The country currently has 368 MW of installed hydropower capacity, including the 240 MW Kaleta, which was commissioned in 2015 by China International Water and Electric Corporation (CWE) in partnership with the Gambia River Basin Development Authority.
Guinea said in a United Nations report that it plans to commission a further 1,410 megawatts of hydro capacity by 2030, including the $1.18 billion Souapati hydropower project to be developed by CWE and financed by the Export-Import Bank of China, which will add up to 500 megawatts of power capacity.
A portion of the power generated is expected to be provided to the grid for local consumption in Guinea and neighbouring countries, but the bulk of the power will be used to power mining projects, according to the IHA.
At the same time, other mining sectors that have long constituted a core part of Guinea’s economy are continuing to see new investment.
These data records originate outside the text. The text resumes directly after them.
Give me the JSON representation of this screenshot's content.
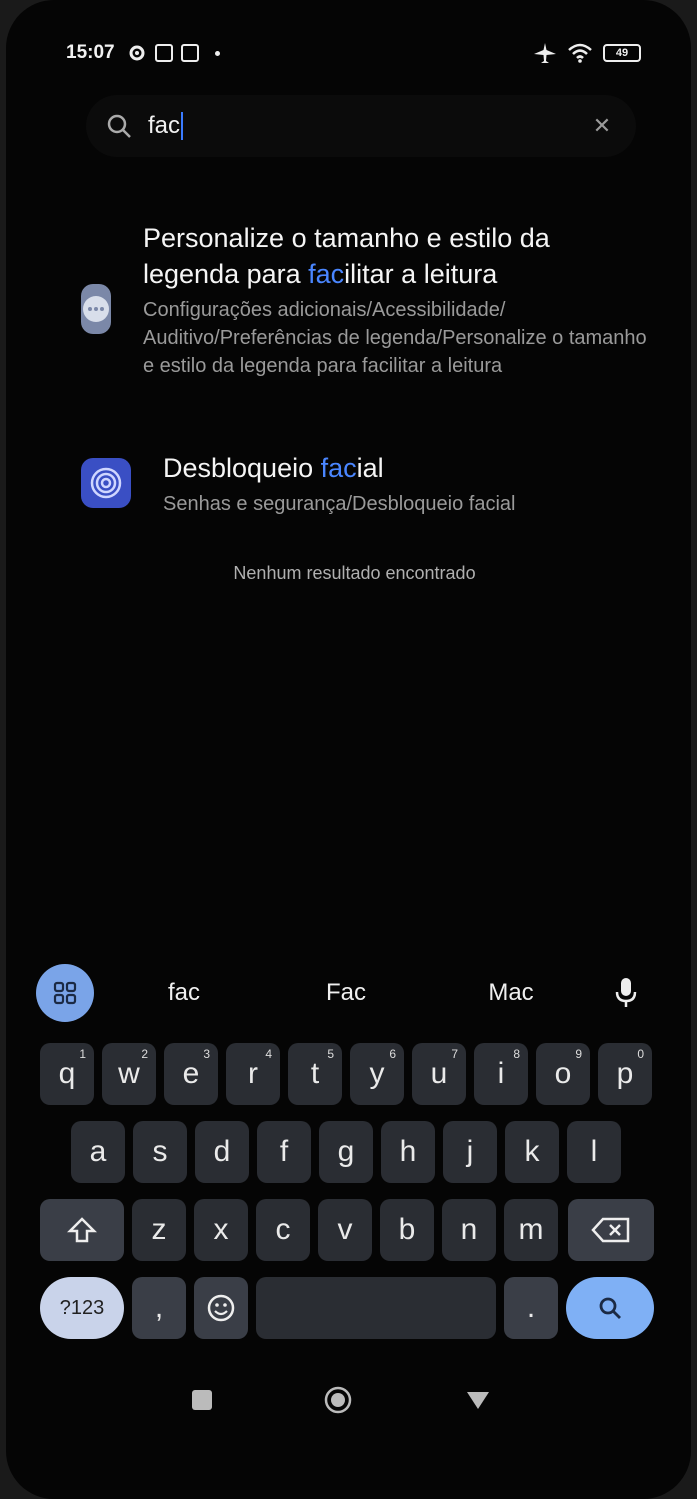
{
  "status_bar": {
    "time": "15:07",
    "battery": "49"
  },
  "search": {
    "value": "fac",
    "clear_icon": "close-icon"
  },
  "results": [
    {
      "title_pre": "Personalize o tamanho e estilo da legenda para ",
      "title_hl": "fac",
      "title_post": "ilitar a leitura",
      "path": "Configurações adicionais/Acessibilidade/ Auditivo/Preferências de legenda/Personalize o tamanho e estilo da legenda para facilitar a leitura",
      "icon": "more-dots-icon"
    },
    {
      "title_pre": "Desbloqueio ",
      "title_hl": "fac",
      "title_post": "ial",
      "path": "Senhas e segurança/Desbloqueio facial",
      "icon": "face-unlock-icon"
    }
  ],
  "no_results": "Nenhum resultado encontrado",
  "suggestions": [
    "fac",
    "Fac",
    "Mac"
  ],
  "keyboard": {
    "row1": [
      {
        "k": "q",
        "n": "1"
      },
      {
        "k": "w",
        "n": "2"
      },
      {
        "k": "e",
        "n": "3"
      },
      {
        "k": "r",
        "n": "4"
      },
      {
        "k": "t",
        "n": "5"
      },
      {
        "k": "y",
        "n": "6"
      },
      {
        "k": "u",
        "n": "7"
      },
      {
        "k": "i",
        "n": "8"
      },
      {
        "k": "o",
        "n": "9"
      },
      {
        "k": "p",
        "n": "0"
      }
    ],
    "row2": [
      "a",
      "s",
      "d",
      "f",
      "g",
      "h",
      "j",
      "k",
      "l"
    ],
    "row3": [
      "z",
      "x",
      "c",
      "v",
      "b",
      "n",
      "m"
    ],
    "sym_label": "?123",
    "comma": ",",
    "period": "."
  },
  "colors": {
    "accent": "#4a86ff",
    "keyboard_key": "#2a2d33",
    "search_key": "#7fb0f5"
  }
}
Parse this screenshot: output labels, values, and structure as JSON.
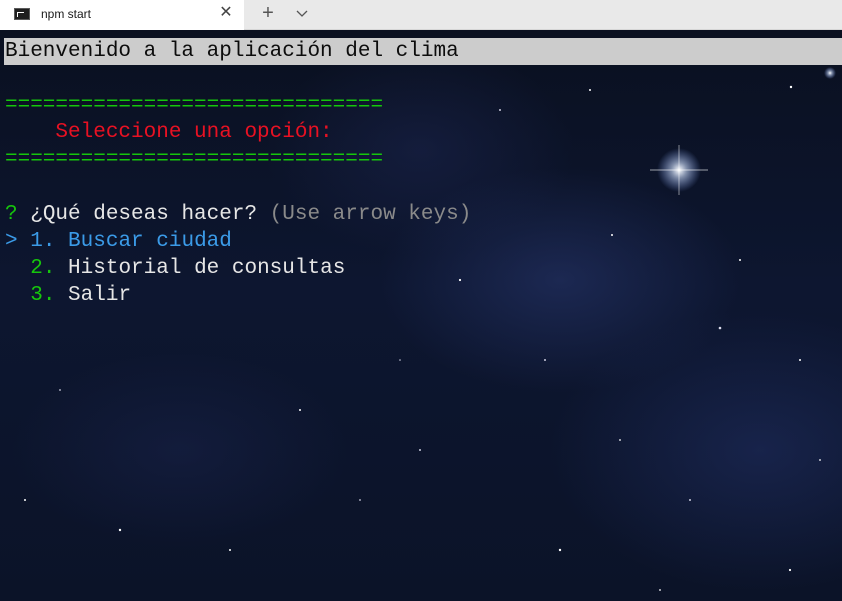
{
  "tab": {
    "title": "npm start",
    "close_symbol": "✕",
    "new_tab_symbol": "+"
  },
  "terminal": {
    "banner": "Bienvenido a la aplicación del clima",
    "separator": "==============================",
    "select_prompt": "    Seleccione una opción:",
    "question_mark": "?",
    "question": "¿Qué deseas hacer?",
    "hint": "(Use arrow keys)",
    "pointer": ">",
    "options": [
      {
        "number": "1.",
        "label": "Buscar ciudad",
        "selected": true
      },
      {
        "number": "2.",
        "label": "Historial de consultas",
        "selected": false
      },
      {
        "number": "3.",
        "label": "Salir",
        "selected": false
      }
    ]
  },
  "colors": {
    "green": "#16c60c",
    "red": "#e81123",
    "blue": "#3b9be8",
    "gray": "#8a8a8a",
    "banner_bg": "#cccccc"
  }
}
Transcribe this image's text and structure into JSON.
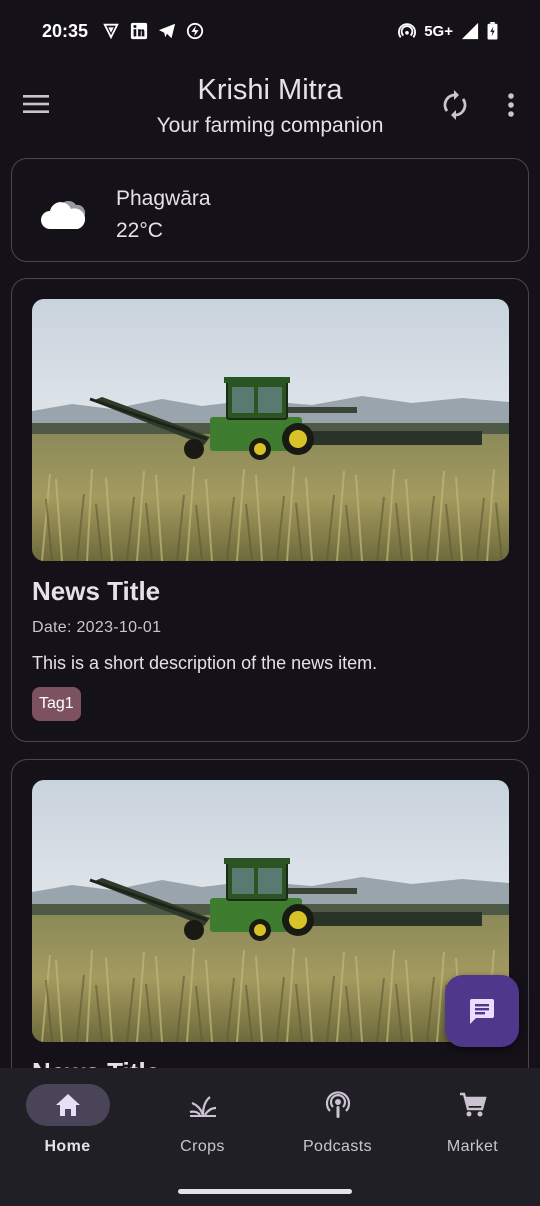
{
  "status_bar": {
    "time": "20:35",
    "network": "5G+",
    "notification_icons": [
      "vpn-icon",
      "linkedin-icon",
      "telegram-icon",
      "lightning-icon"
    ],
    "system_icons": [
      "hotspot-icon",
      "signal-icon",
      "battery-icon"
    ]
  },
  "app_bar": {
    "title": "Krishi Mitra",
    "subtitle": "Your farming companion",
    "icons": [
      "menu-icon",
      "refresh-icon",
      "more-vert-icon"
    ]
  },
  "weather": {
    "location": "Phagwāra",
    "temperature": "22°C",
    "icon": "cloud-icon"
  },
  "news": [
    {
      "title": "News Title",
      "date": "Date: 2023-10-01",
      "description": "This is a short description of the news item.",
      "tag": "Tag1",
      "image": "tractor-in-wheat-field"
    },
    {
      "title": "News Title",
      "image": "tractor-in-wheat-field"
    }
  ],
  "fab": {
    "icon": "chat-icon"
  },
  "bottom_nav": {
    "items": [
      {
        "label": "Home",
        "icon": "home-icon",
        "active": true
      },
      {
        "label": "Crops",
        "icon": "sprout-icon",
        "active": false
      },
      {
        "label": "Podcasts",
        "icon": "podcast-icon",
        "active": false
      },
      {
        "label": "Market",
        "icon": "cart-icon",
        "active": false
      }
    ]
  },
  "colors": {
    "background": "#141218",
    "surface_container": "#211f26",
    "outline": "#49454f",
    "primary_container": "#4f378b",
    "active_indicator": "#4a4458",
    "tag": "#7d5260"
  }
}
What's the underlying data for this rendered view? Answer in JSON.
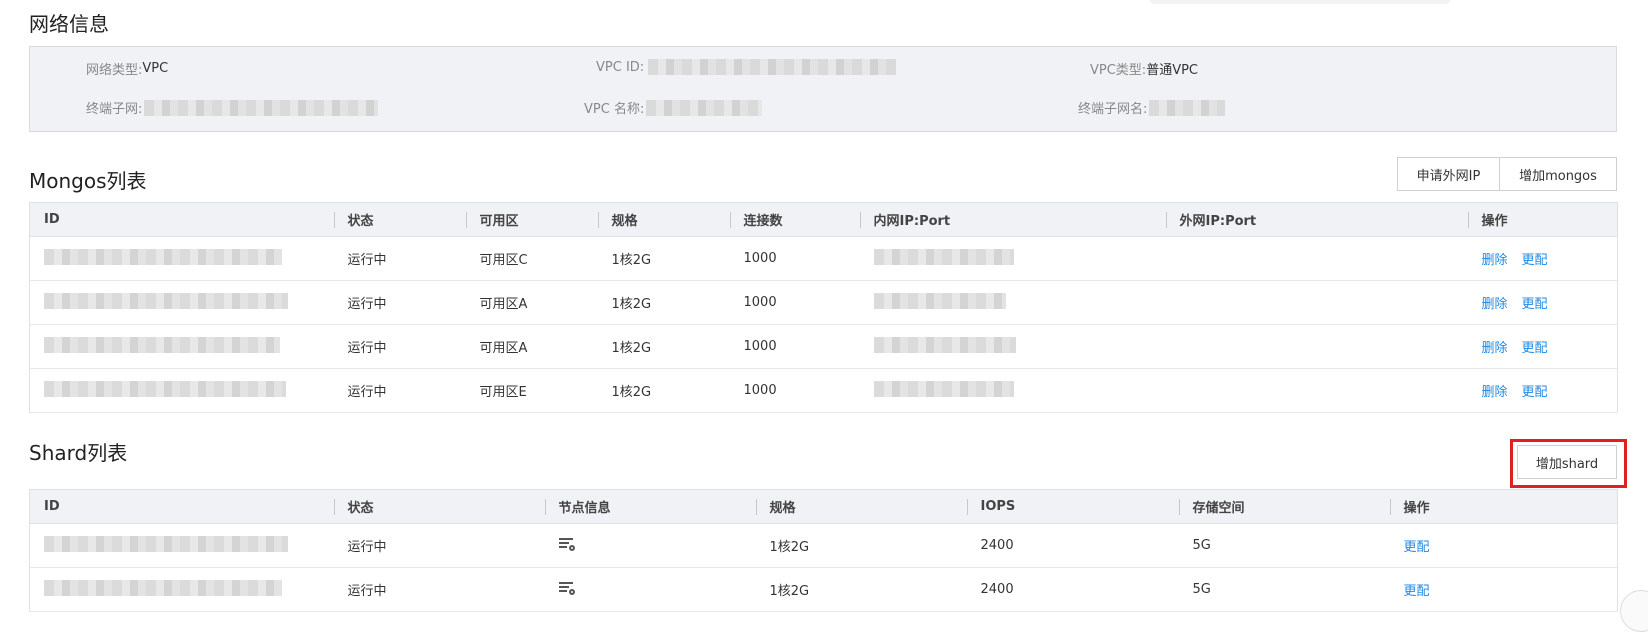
{
  "network": {
    "title": "网络信息",
    "network_type_label": "网络类型:",
    "network_type_value": "VPC",
    "vpc_id_label": "VPC ID:",
    "vpc_type_label": "VPC类型:",
    "vpc_type_value": "普通VPC",
    "terminal_subnet_label": "终端子网:",
    "vpc_name_label": "VPC 名称:",
    "terminal_subnet_name_label": "终端子网名:"
  },
  "mongos": {
    "title": "Mongos列表",
    "apply_ip_button": "申请外网IP",
    "add_mongos_button": "增加mongos",
    "columns": [
      "ID",
      "状态",
      "可用区",
      "规格",
      "连接数",
      "内网IP:Port",
      "外网IP:Port",
      "操作"
    ],
    "rows": [
      {
        "status": "运行中",
        "zone": "可用区C",
        "spec": "1核2G",
        "connections": "1000",
        "action_delete": "删除",
        "action_modify": "更配"
      },
      {
        "status": "运行中",
        "zone": "可用区A",
        "spec": "1核2G",
        "connections": "1000",
        "action_delete": "删除",
        "action_modify": "更配"
      },
      {
        "status": "运行中",
        "zone": "可用区A",
        "spec": "1核2G",
        "connections": "1000",
        "action_delete": "删除",
        "action_modify": "更配"
      },
      {
        "status": "运行中",
        "zone": "可用区E",
        "spec": "1核2G",
        "connections": "1000",
        "action_delete": "删除",
        "action_modify": "更配"
      }
    ]
  },
  "shard": {
    "title": "Shard列表",
    "add_shard_button": "增加shard",
    "columns": [
      "ID",
      "状态",
      "节点信息",
      "规格",
      "IOPS",
      "存储空间",
      "操作"
    ],
    "rows": [
      {
        "status": "运行中",
        "spec": "1核2G",
        "iops": "2400",
        "storage": "5G",
        "action_modify": "更配"
      },
      {
        "status": "运行中",
        "spec": "1核2G",
        "iops": "2400",
        "storage": "5G",
        "action_modify": "更配"
      }
    ]
  },
  "colors": {
    "running": "#0b9e3c",
    "link": "#1e88e5",
    "highlight": "#e02020"
  },
  "icons": {
    "node_info": "list-search-icon"
  }
}
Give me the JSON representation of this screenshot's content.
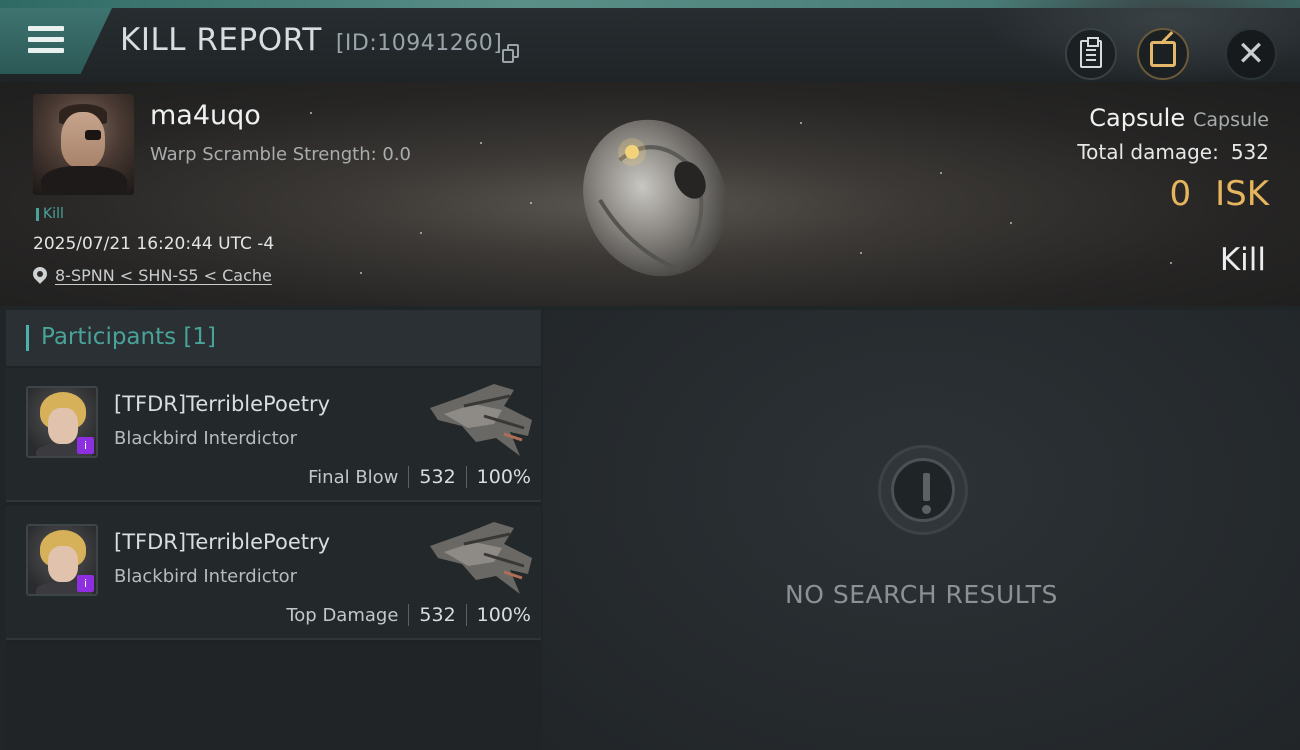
{
  "header": {
    "title": "KILL REPORT",
    "report_id": "[ID:10941260]"
  },
  "victim": {
    "name": "ma4uqo",
    "warp_scramble": "Warp Scramble Strength: 0.0",
    "tag": "Kill",
    "timestamp": "2025/07/21 16:20:44 UTC -4",
    "location": "8-SPNN < SHN-S5 < Cache",
    "ship_name": "Capsule",
    "ship_class": "Capsule",
    "total_damage_label": "Total damage:",
    "total_damage_value": "532",
    "isk_value": "0",
    "isk_unit": "ISK",
    "result": "Kill"
  },
  "participants": {
    "label": "Participants",
    "count": "[1]",
    "rows": [
      {
        "name": "[TFDR]TerriblePoetry",
        "ship": "Blackbird Interdictor",
        "role": "Final Blow",
        "damage": "532",
        "percent": "100%",
        "badge": "i"
      },
      {
        "name": "[TFDR]TerriblePoetry",
        "ship": "Blackbird Interdictor",
        "role": "Top Damage",
        "damage": "532",
        "percent": "100%",
        "badge": "i"
      }
    ]
  },
  "results_panel": {
    "empty_text": "NO SEARCH RESULTS"
  },
  "colors": {
    "accent_teal": "#4aa39a",
    "isk_gold": "#e6b55e",
    "badge_purple": "#8d2ee0"
  },
  "icons": {
    "menu": "menu-icon",
    "copy": "copy-icon",
    "clipboard": "clipboard-icon",
    "share": "share-icon",
    "close": "close-icon",
    "location": "location-pin-icon",
    "alert": "alert-icon"
  }
}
South African gold producer AngloGold Ashanti (NYSE: AU) commissioned a combination plant conversion at the Siguiri gold mine in the remote northeast of Guinea in March 2019. AngloGold said in its 2018 Operational Profiles Report that the plant will process roughly six million tonnes of oxide ore and six million tonnes of sulphide ore from Siguiri when fully operational — the first material was fed through the plant in March 2019.
AngloGold holds an 85% stake in the gold mine and the government of Guinea holds 15%. As part of the Siguiri combination plant project, AngloGold also commissioned a 30-megawatt power plant in October 2018 that is now providing power to the Siguiri mine.